Redefining Lost Identities

‘Nothing to Lose IV (Bodies of Experience),’ created by artist Rotimi Fani-Kayode in the year 1989, and ‘Often Durham Employs…’ created by Jimmie Durham just one year earlier in 1988, serve as extremely important forms of documentation of racial expectations, stereotype, and identity in the modern world.



Rotimi Fani-Kayode’s piece employs photography, staging, and props to create an image of a naked man of African descent biting into leaves grasped in his left hand. No characteristic features of the man’s face are shown in the image - rather, the emphasis is on the ‘savage’ behavior of the individual is highlighted. Through his work, Fani-Kayode exploits the ideas of primitivism and savage actions referencing westerner’s acquired thinking patterns of non-westerners since colonial times. Fani-Kayode also promotes the idea and function of ‘The Stereotypical Grotesque’ in this piece, which means to play upon whatever extreme expectation and stereotype that one has of a group of people, and to form it as the centerpiece of the artwork.

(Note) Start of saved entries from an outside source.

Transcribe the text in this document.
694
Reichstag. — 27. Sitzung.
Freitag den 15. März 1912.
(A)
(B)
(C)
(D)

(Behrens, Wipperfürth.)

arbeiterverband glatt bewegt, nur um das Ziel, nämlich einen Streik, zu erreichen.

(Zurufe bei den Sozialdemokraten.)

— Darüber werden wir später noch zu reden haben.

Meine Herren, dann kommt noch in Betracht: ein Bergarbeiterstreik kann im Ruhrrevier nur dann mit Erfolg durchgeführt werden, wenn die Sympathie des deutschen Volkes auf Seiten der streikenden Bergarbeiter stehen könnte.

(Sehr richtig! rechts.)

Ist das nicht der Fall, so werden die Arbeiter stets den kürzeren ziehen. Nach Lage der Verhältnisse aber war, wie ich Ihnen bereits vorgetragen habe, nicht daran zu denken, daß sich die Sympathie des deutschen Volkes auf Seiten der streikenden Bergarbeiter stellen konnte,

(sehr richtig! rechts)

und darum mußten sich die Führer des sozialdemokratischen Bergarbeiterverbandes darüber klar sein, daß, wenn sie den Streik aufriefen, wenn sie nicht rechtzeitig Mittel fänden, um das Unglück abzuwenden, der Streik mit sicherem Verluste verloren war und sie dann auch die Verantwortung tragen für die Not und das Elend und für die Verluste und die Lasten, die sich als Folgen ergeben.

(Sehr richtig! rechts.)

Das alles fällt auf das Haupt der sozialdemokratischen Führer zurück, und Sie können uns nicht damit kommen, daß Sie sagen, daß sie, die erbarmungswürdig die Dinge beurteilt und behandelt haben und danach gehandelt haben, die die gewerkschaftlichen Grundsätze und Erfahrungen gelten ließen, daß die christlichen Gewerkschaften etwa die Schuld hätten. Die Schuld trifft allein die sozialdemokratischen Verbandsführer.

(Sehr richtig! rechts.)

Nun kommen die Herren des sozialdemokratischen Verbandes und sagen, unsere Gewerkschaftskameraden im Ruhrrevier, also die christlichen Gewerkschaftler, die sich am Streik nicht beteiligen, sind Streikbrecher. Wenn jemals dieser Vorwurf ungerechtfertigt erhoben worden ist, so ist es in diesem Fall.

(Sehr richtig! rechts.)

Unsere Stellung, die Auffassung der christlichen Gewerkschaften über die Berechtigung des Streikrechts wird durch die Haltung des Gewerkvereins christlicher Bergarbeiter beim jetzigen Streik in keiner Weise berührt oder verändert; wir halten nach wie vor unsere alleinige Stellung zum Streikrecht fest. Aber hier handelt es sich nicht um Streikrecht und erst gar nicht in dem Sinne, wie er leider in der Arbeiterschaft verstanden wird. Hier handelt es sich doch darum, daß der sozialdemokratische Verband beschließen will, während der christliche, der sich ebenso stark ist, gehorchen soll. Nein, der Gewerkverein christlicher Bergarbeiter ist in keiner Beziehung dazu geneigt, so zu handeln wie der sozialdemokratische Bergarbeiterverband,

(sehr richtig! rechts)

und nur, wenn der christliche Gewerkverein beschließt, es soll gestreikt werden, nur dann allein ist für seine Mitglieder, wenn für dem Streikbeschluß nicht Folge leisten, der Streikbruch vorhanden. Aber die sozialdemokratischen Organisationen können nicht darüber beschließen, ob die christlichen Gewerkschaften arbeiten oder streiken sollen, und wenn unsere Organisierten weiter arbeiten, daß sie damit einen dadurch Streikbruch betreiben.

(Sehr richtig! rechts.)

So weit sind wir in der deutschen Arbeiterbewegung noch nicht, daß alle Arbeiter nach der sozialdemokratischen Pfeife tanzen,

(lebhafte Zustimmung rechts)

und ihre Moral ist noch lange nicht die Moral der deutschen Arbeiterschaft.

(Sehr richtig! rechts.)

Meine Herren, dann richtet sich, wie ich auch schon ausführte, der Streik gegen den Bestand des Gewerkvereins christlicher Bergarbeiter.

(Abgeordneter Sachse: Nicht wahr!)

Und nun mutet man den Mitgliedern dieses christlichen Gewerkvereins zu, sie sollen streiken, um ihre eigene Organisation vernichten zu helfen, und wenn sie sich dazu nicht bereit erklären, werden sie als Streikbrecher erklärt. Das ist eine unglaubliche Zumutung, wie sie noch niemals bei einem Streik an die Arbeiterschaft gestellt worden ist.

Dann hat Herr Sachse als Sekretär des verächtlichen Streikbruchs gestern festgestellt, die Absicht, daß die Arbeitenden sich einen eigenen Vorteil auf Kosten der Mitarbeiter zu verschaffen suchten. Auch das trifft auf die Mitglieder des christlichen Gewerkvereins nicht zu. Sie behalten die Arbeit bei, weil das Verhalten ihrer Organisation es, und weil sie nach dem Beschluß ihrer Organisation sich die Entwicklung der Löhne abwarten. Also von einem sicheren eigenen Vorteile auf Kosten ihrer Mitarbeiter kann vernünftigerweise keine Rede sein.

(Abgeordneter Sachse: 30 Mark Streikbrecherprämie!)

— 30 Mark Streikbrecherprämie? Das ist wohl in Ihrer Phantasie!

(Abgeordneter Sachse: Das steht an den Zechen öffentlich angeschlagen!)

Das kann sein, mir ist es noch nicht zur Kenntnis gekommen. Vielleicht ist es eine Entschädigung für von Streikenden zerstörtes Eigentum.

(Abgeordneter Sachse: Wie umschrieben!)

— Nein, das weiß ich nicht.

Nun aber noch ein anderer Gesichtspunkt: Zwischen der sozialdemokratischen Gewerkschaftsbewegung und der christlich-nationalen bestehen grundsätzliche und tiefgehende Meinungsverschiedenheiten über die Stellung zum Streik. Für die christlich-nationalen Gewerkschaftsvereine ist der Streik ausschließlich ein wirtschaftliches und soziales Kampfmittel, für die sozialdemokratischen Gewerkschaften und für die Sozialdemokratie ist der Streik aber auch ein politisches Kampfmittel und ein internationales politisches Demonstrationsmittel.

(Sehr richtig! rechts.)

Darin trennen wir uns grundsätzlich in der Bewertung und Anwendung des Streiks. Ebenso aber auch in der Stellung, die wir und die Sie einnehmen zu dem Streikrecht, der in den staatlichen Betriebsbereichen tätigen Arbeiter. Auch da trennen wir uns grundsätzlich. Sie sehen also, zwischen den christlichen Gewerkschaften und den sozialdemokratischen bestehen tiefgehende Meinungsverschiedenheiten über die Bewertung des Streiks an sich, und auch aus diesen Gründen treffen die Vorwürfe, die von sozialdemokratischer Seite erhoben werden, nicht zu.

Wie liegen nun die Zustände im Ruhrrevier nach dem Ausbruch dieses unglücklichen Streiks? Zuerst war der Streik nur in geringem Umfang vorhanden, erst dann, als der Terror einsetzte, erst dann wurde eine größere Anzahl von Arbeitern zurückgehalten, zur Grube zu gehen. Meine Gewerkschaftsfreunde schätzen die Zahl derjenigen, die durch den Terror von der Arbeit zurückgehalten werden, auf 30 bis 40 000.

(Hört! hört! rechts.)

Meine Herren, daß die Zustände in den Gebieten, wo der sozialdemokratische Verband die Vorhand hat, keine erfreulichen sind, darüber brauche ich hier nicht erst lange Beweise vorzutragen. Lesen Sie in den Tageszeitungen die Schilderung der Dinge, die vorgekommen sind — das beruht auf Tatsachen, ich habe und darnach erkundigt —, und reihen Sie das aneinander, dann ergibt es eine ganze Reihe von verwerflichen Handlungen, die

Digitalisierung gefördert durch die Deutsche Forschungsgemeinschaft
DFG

Fani-Kayode uses his platform as an artist to make a remark on the identity that has been formed of minorities by westerners, and the stereotypes that have remained for centuries.



Jimmie Durham’s work approaches a similar topic to that of Fani-Kayode’s, giving us insight to the struggles of an ethnically indigenous individual living in modern America. Durham’s piece is presented as a squirrel pelt attached to a piece of painted wood, situated under a plastic phone. He also uses text in his artwork, as the squirrel’s back reads: “The zone where the natives live is not complementary to the zone inhabited by the settlers.” This piece, though made in the late ‘80s, makes a clear statement about the ever-strained relationship between indigenous and non-indigenous individuals. Durham poses the question: where is the place for people like him in this modern world? Modernism tends to exclude the historical value and presentation given through indigenous expression and artwork, and therefore treats these people as outcasts once again. This image, though initially quasi-surrealist, truly deals with issues of postcolonial ends.


Both Fani-Kayode and Durham’s artwork poses a very important question to those engaging in the modern and contemporary world of art. In an attempt to advance to heights and places never reached or confronted before, are we excluding negative parts of our history that must be addressed? Americans have a very bad track record for not fully addressing historical issues such as the long exploitative behavior towards Native American’s and those of African descent. We have also created many stereotypes of these groups of people, pathologizing values and actions that define and contribute to the identity of a people group. Those who have been so deeply wounded by these careless actions must be given the opportunity to claim their own identity in the modern world and the modern art world.